I did some tests. For 1000 Si atoms, I use 2010 bands because I need to get the band gap value; moreover, being a cluster, the surface states of the truncated bonds might close the gap, especially at the first steps of the geometry optimization, so it's better I use few empty bands. I managed to run the calculation by using 10 nodes and a max of 40 cores per node. My question now is: can you suggest me optimal command line options and/or input settings to speed up the calculation? And, if possible, also to reduce the number of nodes? The relevant parameters in the input file are the following:

    input_dft= 'pz'
    ecutwfc= 25
    occupations= 'smearing'
    smearing= 'cold'
    degauss= 0.05 ! I know it's quite large, but necessary to stabilize the SCF at this preliminary stage (no geometry step done yet)
    nbnd= 2010

    diagonalization= 'ppcg'
    mixing_mode= 'plain'
    mixing_beta= 0.4

The actual time spent per scf cycle is about 33 minutes. I use QE v. 7.3 compiled with openmpi and scalapack. I have access to the intel compilers too but I did some tests and the difference is just tens of seconds. I have only the Gamma point; please, here you have some info about the grid and the estimated RAM usage:

     Dense  grid: 24616397 G-vectors     FFT dimensions: ( 375, 375, 375)
     Dynamical RAM for                 wfc:     235.91 MB
     Dynamical RAM for     wfc (w. buffer):     235.91 MB
     Dynamical RAM for           str. fact:       0.94 MB
     Dynamical RAM for           local pot:       0.00 MB
     Dynamical RAM for          nlocal pot:    2112.67 MB
     Dynamical RAM for                qrad:       0.80 MB
     Dynamical RAM for          rho,v,vnew:       6.04 MB
     Dynamical RAM for               rhoin:       2.01 MB
     Dynamical RAM for            rho*nmix:      15.03 MB
     Dynamical RAM for           G-vectors:       3.99 MB
     Dynamical RAM for          h,s,v(r/c):       0.46 MB
     Dynamical RAM for          <psi|beta>:     552.06 MB
     Dynamical RAM for      wfcinit/wfcrot:    1305.21 MB
     Estimated static dynamical RAM per process >       2.31 GB
     Estimated max dynamical RAM per process >       3.60 GB
     Estimated total dynamical RAM >    1441.34 GB

Thanks a lot in advance for your kind help.

All the best


pw.x -nk 1 -nt 1 -nb 1 -nd 768 -inp qe.in > qe.out

too many processors for linear-algebra parallelization. 1000 Si atoms = 2000 bands (assuming an insulator with no spin polarization). Use a few tens of processors at most

"some processors have no G-vectors for symmetrization".

which sounds strange to me: with the Gamma point symmetrization is not even needed

      Dense  grid: 30754065 G-vectors FFT dimensions: ( 400, 400, 400)
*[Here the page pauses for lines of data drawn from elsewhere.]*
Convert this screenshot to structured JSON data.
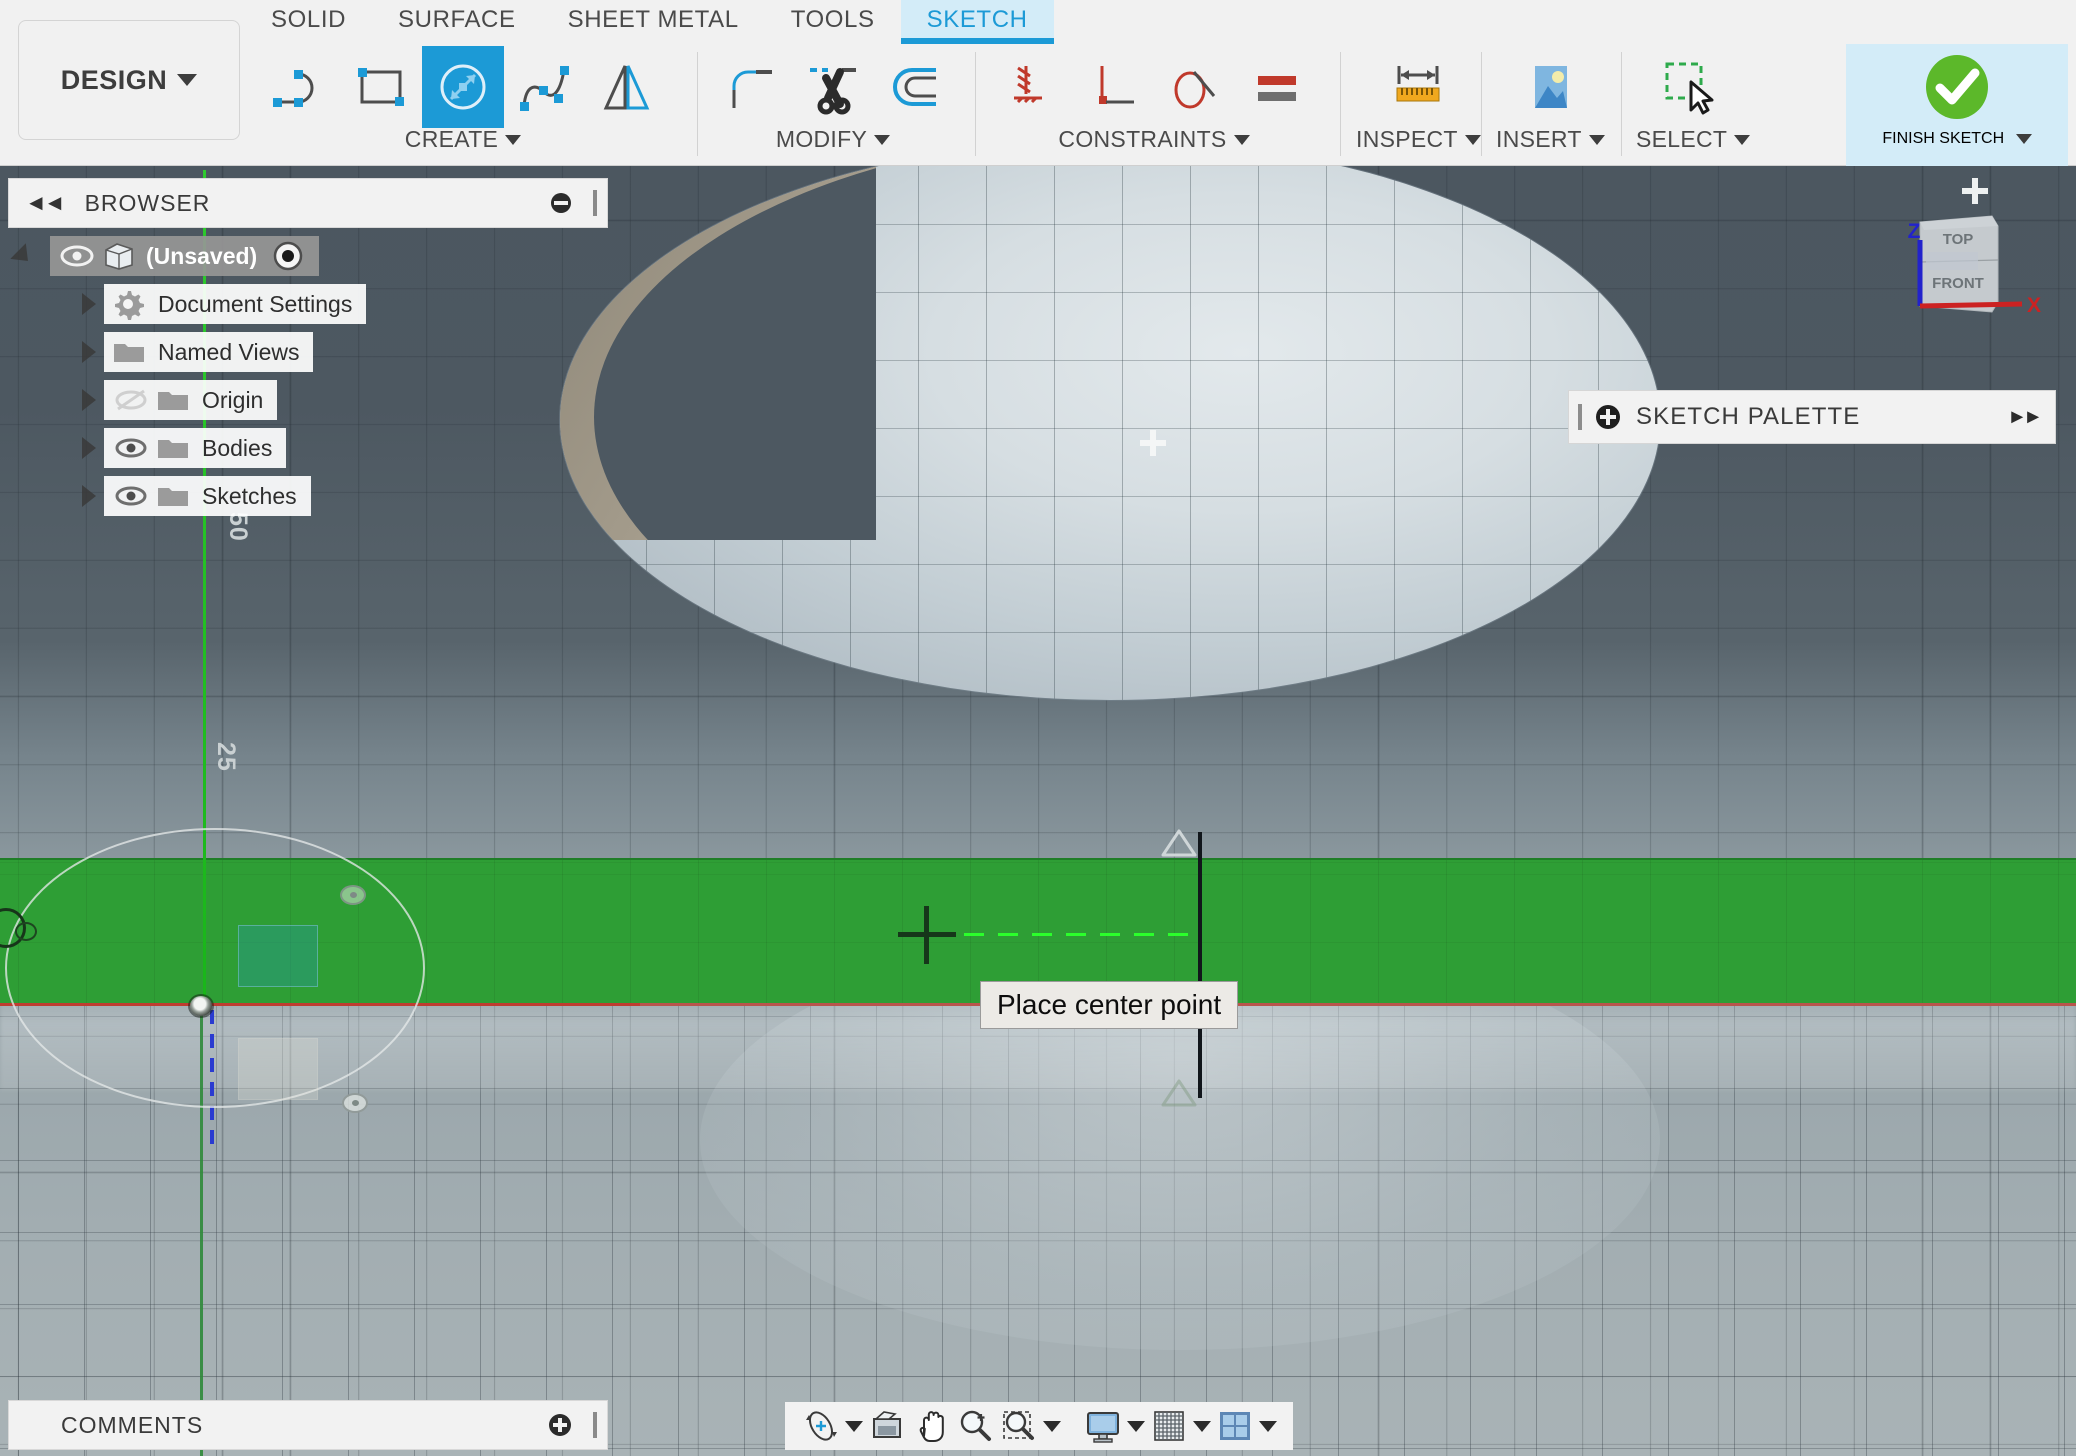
{
  "app": {
    "workspace_button": "DESIGN",
    "tabs": [
      {
        "label": "SOLID",
        "active": false
      },
      {
        "label": "SURFACE",
        "active": false
      },
      {
        "label": "SHEET METAL",
        "active": false
      },
      {
        "label": "TOOLS",
        "active": false
      },
      {
        "label": "SKETCH",
        "active": true
      }
    ],
    "accent_blue": "#1c9ad6",
    "tab_active_bg": "#d3ecf8",
    "selection_green": "#2e9e35",
    "finish_green": "#5cb82a"
  },
  "ribbon": {
    "groups": [
      {
        "label": "CREATE",
        "has_caret": true,
        "tools": [
          {
            "name": "line-icon",
            "selected": false
          },
          {
            "name": "rectangle-icon",
            "selected": false
          },
          {
            "name": "circle-icon",
            "selected": true
          },
          {
            "name": "spline-icon",
            "selected": false
          },
          {
            "name": "mirror-icon",
            "selected": false
          }
        ]
      },
      {
        "label": "MODIFY",
        "has_caret": true,
        "tools": [
          {
            "name": "fillet-icon",
            "selected": false
          },
          {
            "name": "trim-scissors-icon",
            "selected": false
          },
          {
            "name": "offset-icon",
            "selected": false
          }
        ]
      },
      {
        "label": "CONSTRAINTS",
        "has_caret": true,
        "tools": [
          {
            "name": "fix-ground-icon",
            "selected": false
          },
          {
            "name": "perpendicular-icon",
            "selected": false
          },
          {
            "name": "tangent-icon",
            "selected": false
          },
          {
            "name": "equal-icon",
            "selected": false
          }
        ]
      },
      {
        "label": "INSPECT",
        "has_caret": true,
        "tools": [
          {
            "name": "measure-ruler-icon",
            "selected": false
          }
        ]
      },
      {
        "label": "INSERT",
        "has_caret": true,
        "tools": [
          {
            "name": "insert-image-icon",
            "selected": false
          }
        ]
      },
      {
        "label": "SELECT",
        "has_caret": true,
        "tools": [
          {
            "name": "select-window-cursor-icon",
            "selected": false
          }
        ]
      }
    ],
    "finish": {
      "label": "FINISH SKETCH",
      "icon": "green-check-icon",
      "has_caret": true,
      "highlighted": true
    }
  },
  "browser": {
    "title": "BROWSER",
    "collapse_icon": "double-chevron-left-icon",
    "minimize_icon": "minus-circle-icon",
    "grip_icon": "resize-grip-icon",
    "tree": [
      {
        "label": "(Unsaved)",
        "icon": "document-cube-icon",
        "eye": "eye-visible-icon",
        "radio": "active-radio-icon",
        "expanded": true,
        "root": true,
        "indent": 0
      },
      {
        "label": "Document Settings",
        "icon": "gear-icon",
        "eye": null,
        "expanded": false,
        "root": false,
        "indent": 1
      },
      {
        "label": "Named Views",
        "icon": "folder-icon",
        "eye": null,
        "expanded": false,
        "root": false,
        "indent": 1
      },
      {
        "label": "Origin",
        "icon": "folder-icon",
        "eye": "eye-hidden-icon",
        "expanded": false,
        "root": false,
        "indent": 1
      },
      {
        "label": "Bodies",
        "icon": "folder-icon",
        "eye": "eye-visible-icon",
        "expanded": false,
        "root": false,
        "indent": 1
      },
      {
        "label": "Sketches",
        "icon": "folder-icon",
        "eye": "eye-visible-icon",
        "expanded": false,
        "root": false,
        "indent": 1
      }
    ]
  },
  "sketch_palette": {
    "title": "SKETCH PALETTE",
    "expand_icon": "plus-circle-icon",
    "forward_icon": "double-chevron-right-icon",
    "grip_icon": "resize-grip-icon"
  },
  "viewcube": {
    "top_face": "TOP",
    "front_face": "FRONT",
    "axis_x": "X",
    "axis_z": "Z",
    "home_icon": "plus-home-icon",
    "x_color": "#cc2222",
    "z_color": "#2222cc"
  },
  "canvas": {
    "tooltip": "Place center point",
    "ruler_labels": [
      "50",
      "25"
    ],
    "cursor_icon": "crosshair-cursor",
    "center_point_icon": "face-center-point-icon",
    "inference_icon": "horizontal-inference-line",
    "constraint_glyph": "triangle-constraint-icon"
  },
  "comments": {
    "title": "COMMENTS",
    "add_icon": "plus-circle-icon",
    "grip_icon": "resize-grip-icon"
  },
  "navbar": {
    "buttons": [
      {
        "name": "orbit-icon",
        "caret": true
      },
      {
        "name": "look-at-icon",
        "caret": false
      },
      {
        "name": "pan-hand-icon",
        "caret": false
      },
      {
        "name": "zoom-magnifier-icon",
        "caret": false
      },
      {
        "name": "zoom-window-icon",
        "caret": true
      },
      {
        "name": "display-settings-icon",
        "caret": true
      },
      {
        "name": "grid-snaps-icon",
        "caret": true
      },
      {
        "name": "viewports-icon",
        "caret": true
      }
    ]
  }
}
This is what a 256-atom Si supercell with 30 Ry cutoff yields:

     Dense  grid:   825897 G-vectors     FFT dimensions: ( 162, 162, 162)

I guess you may reduce the size of your supercell


      Dynamical RAM for wfc:     153.50 MB
      Dynamical RAM for     wfc (w. buffer):     153.50 MB
      Dynamical RAM for           str. fact:       0.61 MB
      Dynamical RAM for           local pot:       0.00 MB
      Dynamical RAM for          nlocal pot:    1374.66 MB
      Dynamical RAM for                qrad:       0.87 MB
      Dynamical RAM for          rho,v,vnew:       5.50 MB
      Dynamical RAM for               rhoin:       1.83 MB
      Dynamical RAM for            rho*nmix:       9.78 MB
      Dynamical RAM for           G-vectors:       2.60 MB
      Dynamical RAM for          h,s,v(r/c):       0.25 MB
      Dynamical RAM for          <psi|beta>:     552.06 MB
      Dynamical RAM for      wfcinit/wfcrot:     977.20 MB
      Estimated static dynamical RAM per process >       1.51 GB
      Estimated max dynamical RAM per process >       2.47 GB
      Estimated total dynamical RAM >    1900.41 GB

I managed to run the simulation with 512 atoms, cg diagonalization and 3 nodes on the same machine with command line

pw.x -nk 1 -nt 1 -nd 484 -inp qe.in > qe.out

Please, do you have any suggestion on how to set optimal parallelization parameters to avoid the memory issue and run the calculation? I am also planning to run simulations on nanoclusters with more than 1000 atoms.

Thanks a lot in advance for your kind help.